Sensor data + machine learning = state-of-the-art maintenance
Fingrid needed to take a big technological leap to modernise the maintenance of their transmission system. Data needed to be collected from substations to gauge the devices’ status and need for maintenance in real time. Different data communication solutions were needed to transfer the measurements to a cloud environment. In addition, the data had to be unpacked and arranged so that it could be used to manage the maintenance of the whole transmission system.

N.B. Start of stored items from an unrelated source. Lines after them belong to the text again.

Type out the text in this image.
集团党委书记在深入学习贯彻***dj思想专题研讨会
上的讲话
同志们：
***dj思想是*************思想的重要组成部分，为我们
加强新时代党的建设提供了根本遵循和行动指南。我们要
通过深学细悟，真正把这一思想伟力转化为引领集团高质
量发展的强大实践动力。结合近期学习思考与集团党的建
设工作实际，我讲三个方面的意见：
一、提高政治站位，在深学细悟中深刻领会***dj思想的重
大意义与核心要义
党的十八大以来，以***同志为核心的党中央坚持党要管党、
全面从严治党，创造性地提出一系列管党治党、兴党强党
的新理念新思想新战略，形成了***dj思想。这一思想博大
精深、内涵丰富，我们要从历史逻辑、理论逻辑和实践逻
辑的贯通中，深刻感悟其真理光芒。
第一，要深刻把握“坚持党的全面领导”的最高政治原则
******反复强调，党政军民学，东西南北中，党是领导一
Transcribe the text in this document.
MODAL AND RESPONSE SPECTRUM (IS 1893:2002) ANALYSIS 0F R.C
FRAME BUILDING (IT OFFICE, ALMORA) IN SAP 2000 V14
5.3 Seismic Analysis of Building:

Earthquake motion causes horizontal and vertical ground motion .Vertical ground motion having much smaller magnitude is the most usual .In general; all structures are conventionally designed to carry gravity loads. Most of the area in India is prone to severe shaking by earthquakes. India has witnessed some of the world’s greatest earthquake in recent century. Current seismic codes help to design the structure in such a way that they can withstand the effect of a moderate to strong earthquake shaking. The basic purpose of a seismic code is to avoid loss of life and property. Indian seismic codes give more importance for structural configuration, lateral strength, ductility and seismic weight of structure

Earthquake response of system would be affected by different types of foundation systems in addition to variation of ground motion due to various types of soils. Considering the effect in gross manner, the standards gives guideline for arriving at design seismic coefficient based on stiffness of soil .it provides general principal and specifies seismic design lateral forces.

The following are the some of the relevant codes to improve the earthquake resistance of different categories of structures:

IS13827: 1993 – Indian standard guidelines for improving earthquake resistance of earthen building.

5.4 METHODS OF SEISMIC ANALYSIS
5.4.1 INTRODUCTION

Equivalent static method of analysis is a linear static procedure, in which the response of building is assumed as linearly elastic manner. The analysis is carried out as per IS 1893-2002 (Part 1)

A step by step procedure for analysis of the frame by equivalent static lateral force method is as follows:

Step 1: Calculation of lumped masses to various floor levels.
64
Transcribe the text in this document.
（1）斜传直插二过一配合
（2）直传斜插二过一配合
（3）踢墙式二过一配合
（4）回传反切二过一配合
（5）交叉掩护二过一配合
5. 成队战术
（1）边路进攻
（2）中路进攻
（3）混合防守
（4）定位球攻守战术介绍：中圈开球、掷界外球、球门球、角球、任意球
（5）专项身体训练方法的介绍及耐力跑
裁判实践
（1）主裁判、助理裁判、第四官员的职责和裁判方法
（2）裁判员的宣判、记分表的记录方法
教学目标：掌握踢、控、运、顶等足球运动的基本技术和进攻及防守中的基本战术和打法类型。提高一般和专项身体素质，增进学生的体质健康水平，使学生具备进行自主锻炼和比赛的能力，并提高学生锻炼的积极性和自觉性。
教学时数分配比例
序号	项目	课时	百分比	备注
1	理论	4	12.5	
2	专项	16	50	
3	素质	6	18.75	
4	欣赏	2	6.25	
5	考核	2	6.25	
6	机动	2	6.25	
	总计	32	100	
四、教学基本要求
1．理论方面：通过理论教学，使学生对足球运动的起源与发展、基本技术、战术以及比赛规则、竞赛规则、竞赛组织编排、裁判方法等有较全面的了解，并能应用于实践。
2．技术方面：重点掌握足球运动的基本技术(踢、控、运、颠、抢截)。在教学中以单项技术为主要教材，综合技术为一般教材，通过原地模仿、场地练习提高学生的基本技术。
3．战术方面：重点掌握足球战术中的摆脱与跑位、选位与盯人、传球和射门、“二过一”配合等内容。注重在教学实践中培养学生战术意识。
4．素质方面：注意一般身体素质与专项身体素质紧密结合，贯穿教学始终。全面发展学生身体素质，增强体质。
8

The designing of the sensors for collecting the data is a close effort between the sensor suppliers and the Solita team. The data collected by over 400 sensors installed in a single substation are mined and modelled using machine learning. The result is a real-time dashboard running on the Microsoft Azure platform, which displays the status of the substations and their devices to end users, like Fingrid’s maintenance specialists.
“The building of IoT analytics might sound simple, but when you take a look under the hood, you realise how many different things you need to do and what variety of skills you need, and that it’s beyond the capabilities of most regular engineers.”
– Marcus Stenstrand, Digitalisation Manager, Fingrid
“The assessment of substation maintenance needs and the system development of predictive maintenance require enormous volumes of data to be processed and analysed. Our high degree of specialisation in data science and data system development made it possible to build the comprehensive solution Fingrid needed.”
– Kimmo Koskinen, Account Director, Solita.